The basic pathological changes of POI include ovarian tissue fibrosis and follicular development disorders [5, 6]. In the ovary, stromal cells are an important component of the tissue and can differentiate into theca cell layer, including inner TCs and outer MFB [17,18,19]. Some studies have shown that fibrosis is closely related to MFB. The possible mechanism is that MFB effectively secretes large amounts of ECM and eventually leads to organ fibrosis [41,42,43]. The results from our study demonstrated that the hUMSC transplantation could reduce the ovarian tissue fibrosis in POI rats. The decreased expression of α-SMA and collagen in the in vitro cell culture study in the hUMSC treatment group may help explain its mechanism to inhibit the ovarian tissue fibrosis in POI rats. These results suggest that hUMSC transplantation restores ovarian function in POI rats by improving ovarian stromal cell differentiation to reduce the ovarian fibrosis.

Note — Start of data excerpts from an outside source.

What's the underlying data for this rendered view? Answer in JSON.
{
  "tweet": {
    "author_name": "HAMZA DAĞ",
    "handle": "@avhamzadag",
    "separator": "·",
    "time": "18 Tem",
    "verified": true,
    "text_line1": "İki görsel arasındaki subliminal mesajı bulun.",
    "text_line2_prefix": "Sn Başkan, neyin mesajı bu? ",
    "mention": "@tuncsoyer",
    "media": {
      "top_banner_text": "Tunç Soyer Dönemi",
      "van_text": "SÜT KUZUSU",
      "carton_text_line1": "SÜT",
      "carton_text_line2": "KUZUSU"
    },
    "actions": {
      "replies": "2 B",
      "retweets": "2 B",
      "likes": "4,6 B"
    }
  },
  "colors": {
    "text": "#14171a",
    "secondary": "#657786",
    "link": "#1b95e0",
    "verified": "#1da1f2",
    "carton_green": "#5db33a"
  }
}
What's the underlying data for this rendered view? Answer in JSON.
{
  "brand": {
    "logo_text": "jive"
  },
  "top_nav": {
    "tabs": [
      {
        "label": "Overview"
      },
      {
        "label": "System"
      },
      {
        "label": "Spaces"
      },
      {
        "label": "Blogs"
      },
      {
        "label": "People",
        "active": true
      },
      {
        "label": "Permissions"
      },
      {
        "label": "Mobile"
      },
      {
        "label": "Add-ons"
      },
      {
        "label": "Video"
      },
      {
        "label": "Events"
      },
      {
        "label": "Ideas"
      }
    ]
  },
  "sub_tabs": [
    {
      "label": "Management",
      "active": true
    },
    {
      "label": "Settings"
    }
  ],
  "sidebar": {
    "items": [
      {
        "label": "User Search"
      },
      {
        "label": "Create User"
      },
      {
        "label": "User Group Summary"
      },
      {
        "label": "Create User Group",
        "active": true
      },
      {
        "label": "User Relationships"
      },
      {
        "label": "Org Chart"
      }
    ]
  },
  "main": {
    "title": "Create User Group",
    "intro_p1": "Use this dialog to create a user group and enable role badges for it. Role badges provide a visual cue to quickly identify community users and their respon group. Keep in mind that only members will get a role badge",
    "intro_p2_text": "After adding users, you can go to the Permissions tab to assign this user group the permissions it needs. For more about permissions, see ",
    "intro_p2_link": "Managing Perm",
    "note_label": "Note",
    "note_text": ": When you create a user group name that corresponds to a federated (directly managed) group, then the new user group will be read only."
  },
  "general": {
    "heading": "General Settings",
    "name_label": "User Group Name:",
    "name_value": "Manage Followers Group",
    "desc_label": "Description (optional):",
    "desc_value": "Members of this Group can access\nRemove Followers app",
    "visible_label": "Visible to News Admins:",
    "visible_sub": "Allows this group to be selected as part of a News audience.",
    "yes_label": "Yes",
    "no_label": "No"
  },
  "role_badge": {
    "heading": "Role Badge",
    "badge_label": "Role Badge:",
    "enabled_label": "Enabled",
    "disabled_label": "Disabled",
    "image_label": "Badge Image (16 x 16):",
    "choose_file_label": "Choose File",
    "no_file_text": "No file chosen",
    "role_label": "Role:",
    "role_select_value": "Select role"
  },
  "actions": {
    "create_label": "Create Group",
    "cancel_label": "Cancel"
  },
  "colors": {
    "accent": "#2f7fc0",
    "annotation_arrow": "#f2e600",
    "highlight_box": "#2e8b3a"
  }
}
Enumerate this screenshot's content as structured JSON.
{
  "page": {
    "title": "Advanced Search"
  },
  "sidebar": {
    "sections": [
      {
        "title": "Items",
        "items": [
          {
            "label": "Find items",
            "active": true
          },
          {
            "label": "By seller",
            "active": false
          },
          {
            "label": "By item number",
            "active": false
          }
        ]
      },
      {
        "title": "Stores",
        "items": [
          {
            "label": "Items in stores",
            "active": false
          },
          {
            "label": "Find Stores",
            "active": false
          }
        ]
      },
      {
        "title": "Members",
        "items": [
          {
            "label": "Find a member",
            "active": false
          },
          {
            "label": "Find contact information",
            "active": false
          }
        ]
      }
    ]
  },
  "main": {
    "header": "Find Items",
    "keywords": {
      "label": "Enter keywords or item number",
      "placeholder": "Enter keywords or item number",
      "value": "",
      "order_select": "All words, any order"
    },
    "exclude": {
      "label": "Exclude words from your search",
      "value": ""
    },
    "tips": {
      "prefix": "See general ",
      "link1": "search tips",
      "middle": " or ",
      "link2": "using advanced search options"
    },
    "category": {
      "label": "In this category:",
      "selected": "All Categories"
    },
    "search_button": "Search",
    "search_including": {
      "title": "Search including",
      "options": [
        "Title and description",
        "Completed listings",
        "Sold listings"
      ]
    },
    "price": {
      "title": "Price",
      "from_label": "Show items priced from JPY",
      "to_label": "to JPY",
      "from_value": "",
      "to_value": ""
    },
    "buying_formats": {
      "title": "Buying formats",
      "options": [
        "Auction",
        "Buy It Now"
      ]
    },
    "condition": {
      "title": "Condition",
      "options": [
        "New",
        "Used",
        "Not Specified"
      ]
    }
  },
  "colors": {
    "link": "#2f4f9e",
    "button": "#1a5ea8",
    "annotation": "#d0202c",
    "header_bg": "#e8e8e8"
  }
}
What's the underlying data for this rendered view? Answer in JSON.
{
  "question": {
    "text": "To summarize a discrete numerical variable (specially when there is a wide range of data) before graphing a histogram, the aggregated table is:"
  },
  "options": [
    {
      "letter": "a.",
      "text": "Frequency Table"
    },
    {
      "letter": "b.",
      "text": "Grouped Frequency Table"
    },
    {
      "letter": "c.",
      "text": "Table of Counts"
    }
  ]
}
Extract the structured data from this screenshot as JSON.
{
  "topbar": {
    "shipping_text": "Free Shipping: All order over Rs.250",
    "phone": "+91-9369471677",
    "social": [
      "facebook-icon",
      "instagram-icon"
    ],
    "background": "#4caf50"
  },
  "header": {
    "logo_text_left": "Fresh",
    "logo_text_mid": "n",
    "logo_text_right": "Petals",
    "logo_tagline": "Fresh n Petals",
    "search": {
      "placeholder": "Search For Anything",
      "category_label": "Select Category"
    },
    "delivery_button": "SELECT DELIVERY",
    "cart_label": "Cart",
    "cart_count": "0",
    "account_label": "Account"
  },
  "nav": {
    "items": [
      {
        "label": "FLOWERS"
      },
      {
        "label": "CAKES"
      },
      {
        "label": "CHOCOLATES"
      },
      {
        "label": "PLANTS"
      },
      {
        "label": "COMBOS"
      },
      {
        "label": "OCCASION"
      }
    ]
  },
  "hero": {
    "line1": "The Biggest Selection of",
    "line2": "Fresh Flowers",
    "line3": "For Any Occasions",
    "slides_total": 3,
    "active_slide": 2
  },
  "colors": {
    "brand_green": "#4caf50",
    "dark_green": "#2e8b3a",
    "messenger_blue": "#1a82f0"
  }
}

TGF-β1 signaling pathway mediated by Smad protein plays an important role in the development of tissue fibrosis [44]. Recent studies have shown that the TGF-β1/Smad3 signaling pathway is involved in fibrosis in many organs [45, 46]. In our study, the data showed that the TGF-β1/Smad3 signaling was involved in ovarian tissue fibrosis in POI rats. The results are consistent with those studies that have demonstrated that the TGF-β1 pathway plays an important role in the pathogenesis of tissue fibrosis. Following the hUMSC transplantation, the ovarian fibrosis in POI rats was significantly reduced. These findings were further confirmed by blocking the collagen production in cultured stromal cells with TGF-β1 inhibitor SB431542 treatment. Also, the stromal cells co-cultured with CDDP and SB431542 were differentiated into TCs with less MFB presence. All these in vitro and in vivo experiment findings suggest that that TGF-β1/Smad3 signaling plays an important role in the recovery of ovarian function through its inhibition of tissue fibrosis in POI rats following hUMSC transplantation. This provides useful information for the development of pharmaceutical therapy treatment methods for POF failure in the future.

Conclusion

The results from our study showed that hUMSC transplantation can recover the function of ovarian function in POI rats. This recovery is associated with the inhibition of ovarian fibrosis in part through regulating stromal cell differentiation via the TGF-β1/Smad3 signaling pathway. With the increasing number of POI patients with chemotherapy treatment, the results of this study provide new therapeutic targets and strategies for promoting the repair and recovery of ovarian function in such patients.